We set off again with the tarn ahead of us. There are some runners cresting the path behind us and they catch up with us just as we reach the tarn. They are all tall, willowy twenty somethings and we hold back to let them pass – but they don’t come past us and instead take a sharp left to run to the edge of the tarn. With no hesitation at all they start to take off their running gear down to their underwear and, without a hint of a noise they jump one after the other into the icy water and start swmming out to the middle. We stand transfixed looking back at them. It’s not a big tarn and within five minutes they’re back at the edge and pulling themselves out. They dress quickly and set off again on their run.
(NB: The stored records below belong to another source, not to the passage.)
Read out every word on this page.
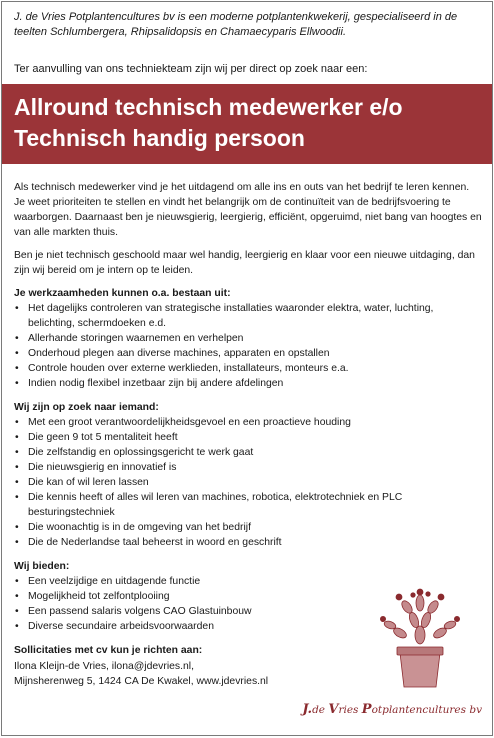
J. de Vries Potplantencultures bv is een moderne potplantenkwekerij, gespecialiseerd in de teelten Schlumbergera, Rhipsalidopsis en Chamaecyparis Ellwoodii.
Ter aanvulling van ons techniekteam zijn wij per direct op zoek naar een:
Allround technisch medewerker e/o
Technisch handig persoon

Als technisch medewerker vind je het uitdagend om alle ins en outs van het bedrijf te leren kennen. Je weet prioriteiten te stellen en vindt het belangrijk om de continuïteit van de bedrijfsvoering te waarborgen. Daarnaast ben je nieuwsgierig, leergierig, efficiënt, opgeruimd, niet bang van hoogtes en van alle markten thuis.

Ben je niet technisch geschoold maar wel handig, leergierig en klaar voor een nieuwe uitdaging, dan zijn wij bereid om je intern op te leiden.

Je werkzaamheden kunnen o.a. bestaan uit:
• Het dagelijks controleren van strategische installaties waaronder elektra, water, luchting, belichting, schermdoeken e.d.
• Allerhande storingen waarnemen en verhelpen
• Onderhoud plegen aan diverse machines, apparaten en opstallen
• Controle houden over externe werklieden, installateurs, monteurs e.a.
• Indien nodig flexibel inzetbaar zijn bij andere afdelingen
Wij zijn op zoek naar iemand:
• Met een groot verantwoordelijkheidsgevoel en een proactieve houding
• Die geen 9 tot 5 mentaliteit heeft
• Die zelfstandig en oplossingsgericht te werk gaat
• Die nieuwsgierig en innovatief is
• Die kan of wil leren lassen
• Die kennis heeft of alles wil leren van machines, robotica, elektrotechniek en PLC besturingstechniek
• Die woonachtig is in de omgeving van het bedrijf
• Die de Nederlandse taal beheerst in woord en geschrift
Wij bieden:
• Een veelzijdige en uitdagende functie
• Mogelijkheid tot zelfontplooiing
• Een passend salaris volgens CAO Glastuinbouw
• Diverse secundaire arbeidsvoorwaarden
Sollicitaties met cv kun je richten aan:
Ilona Kleijn-de Vries, ilona@jdevries.nl,
Mijnsherenweg 5, 1424 CA De Kwakel, www.jdevries.nl
J.de Vries Potplantencultures bv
We’re walking again by now as they all stream past us, all very quiet as if an outdoor February dip was the most normal thing in the world. One of them has taken a bit longer to dress and she comes past us a few minutes later – she seems to be struggling to catch the group and looks very, very cold, but she soon reaches them and they disappear into the distance.
I would love to swim in a tarn and this looks like a good one to choose – although not in February. I resolve to come back on a warm day for a dip.
There is a large damn wall at the end of the tarn which has two rows of square concrete blocks which act as stepping stones to allow walkers across it (and this is where I really needed a picture – and one of the tarn would have been good as well!). We pick our way across from stone to stone and follow the path through fields until we reach a quiet road.
We follow the road through Littlewood Farm as it first descends quite steeply and then start the final ascent back up to the car. The weather has really cleared now and it feels pleasant in the late afternoon light as I look back up towards Brunt Knott:
I’ve really enjoyed today’s walk in a part of Cumbria I don’t know at all and I hope we’ll come back and do this again, perhaps on a warmer day so I can see if I’m brave enough to try a spot of wild swimming.